My Day at a Workshop: Part 2

It's usually about luck. Make your own luck I've heard over the years. Where? How? I think it was Socrates (or one of them Ancient Hellenes) who said that hard work will inevitably pay off.

The seminar was presented, presided, narrated, hosted - you name it - by Guy Lawson. A journalist of repute who had his work published in places like the New York Times, Harper's and GQ. Gay Quacks. Kidding. Gotta love workshops that begin "I've never had to go through this but...I guess I was lucky." Yup, I guess you were.

It reminds me of my former senior partner at an investment firm. "I was lucky. I came into the business before it was saturated. I never had to make a cold call. I don't believe in it. Too bad for you that you will have to do it." Yup, too bad for me.

As the day went along Mr. Writer grew on me but one of the students in the group made it a point to irritate this mild-mannered blogger. I know this to be true as she told me in a nightmare. She specifically said, "I will irritate you tomorrow at the workshop. It will turn into a torture chamber for you. Then, we will make love like two insane squealing seals from Sable Island." It wasn't quite like that. You know dreams. One minute they're real, but the second you get up to go wash out your mouth you can't recall its contents with any reliable accuracy.

Regardless, towards the end of the day, Mr. Lawson began to talk about - without explicitly saying it since it's a dirty word these days - morals in writing. He essentially spoke about how responsible a writer must be. That accountability and integrity does and must play a role in a journalists personal ethics. That sort of stuff. Values I absolutely agreed with. Everyone nodded in agreement. Though I openly wonder on this page how many truly meant it.

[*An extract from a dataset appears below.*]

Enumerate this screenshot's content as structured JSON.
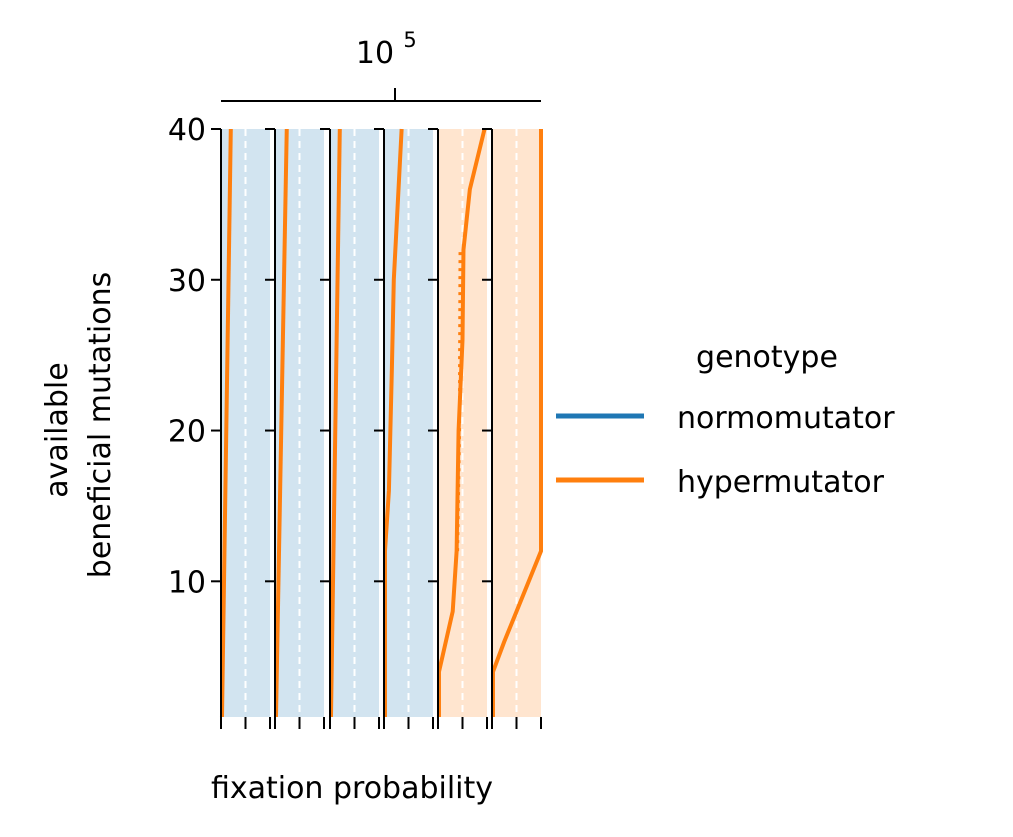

To his credit, it was refreshing to hear a successful writer tell things like it is. He did not refrain from offering his comments, for example, about the New York Times. In a short phrase? It's overrun by incompetence. That, in general, the whole industry is packed with nepotism. Gee? Really? I didn't notice. No matter; the Times always gets a pass. I recently heard some sports writer still consider it great writing. Oi. Some can do no wrong, eh?

He didn't stop there. He went as far as to make known his feelings about some guy called Martin Finkle (I can't remember his name. Could have been Sprinkle, Spankle, Spank Me. Whatever). It stunned most of the people to hear such candid opinions. Lawson brought the example of an article this chap had been made up. It was fictitious. Like Greek mythology. In his opinion, that sort of dishonesty is simply unacceptable. It spoke volumes about the character of the writer. I agree.

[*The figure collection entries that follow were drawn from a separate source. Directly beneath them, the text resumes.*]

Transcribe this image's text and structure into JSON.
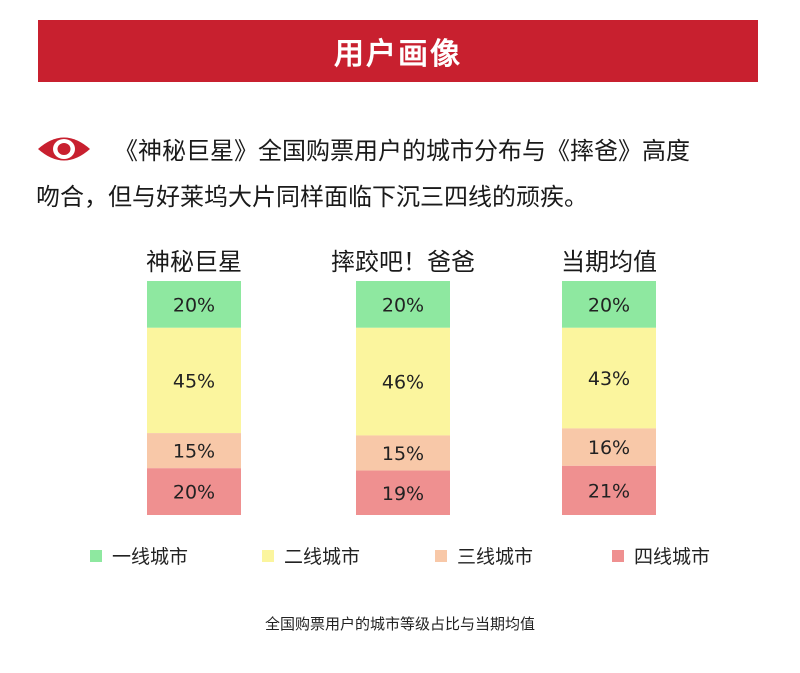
{
  "header": {
    "title": "用户画像"
  },
  "intro": {
    "line1": "《神秘巨星》全国购票用户的城市分布与《摔爸》高度",
    "line2": "吻合，但与好莱坞大片同样面临下沉三四线的顽疾。",
    "icon": "eye-icon"
  },
  "colors": {
    "banner": "#c8202f",
    "tier1": "#8ee8a0",
    "tier2": "#fbf59e",
    "tier3": "#f8c8a8",
    "tier4": "#ef9090"
  },
  "chart_data": {
    "type": "bar",
    "stacked": true,
    "percent": true,
    "categories": [
      "神秘巨星",
      "摔跤吧！爸爸",
      "当期均值"
    ],
    "series": [
      {
        "name": "一线城市",
        "values": [
          20,
          20,
          20
        ],
        "labels": [
          "20%",
          "20%",
          "20%"
        ]
      },
      {
        "name": "二线城市",
        "values": [
          45,
          46,
          43
        ],
        "labels": [
          "45%",
          "46%",
          "43%"
        ]
      },
      {
        "name": "三线城市",
        "values": [
          15,
          15,
          16
        ],
        "labels": [
          "15%",
          "15%",
          "16%"
        ]
      },
      {
        "name": "四线城市",
        "values": [
          20,
          19,
          21
        ],
        "labels": [
          "20%",
          "19%",
          "21%"
        ]
      }
    ],
    "legend_position": "bottom",
    "caption": "全国购票用户的城市等级占比与当期均值"
  }
}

But not to the girl in my class. She took issue with this. She knew the writer in question and proceeded to defend him. It was an awful display of moral relativism. In a nutshell? In her world - and by her logic - he was completely innocent because the editor told him to make up the story. She went on and on about how he's a guy who lives on the edge blah, blah, bling but what startled - if not angered me - was the willful denial of personal accountability. Regardless of the editors faulty intellectualism, it was ghastly that she would defend this person. That they both admitted to the story being a piece of trash ad conspired to blame another person astounded and intrigued me.

Look, I understand that sometimes in life we get pushed into a corner and that forces us to perhaps do things we shouldn't. It happens - though you should guide yourself in a manner that allows you to avoid those predicaments to begin with. Nonetheless, I'm willing to offer amnesty every once in a while.

Not in this case. No one held a gun to his head. He had a choice. He made the wrong choice by his own free will. You can't defend the indefensible. No one bought her argument but she kept hammering at it. It was modern decadent intellectualism.

Alas, these are the days - the Zeitgeist if you will. A word kindly reminded to me by Contratimes blog.

I asked him, as a matter of record here, about the great mythology scholar Maureen Dowd. But that's for another time.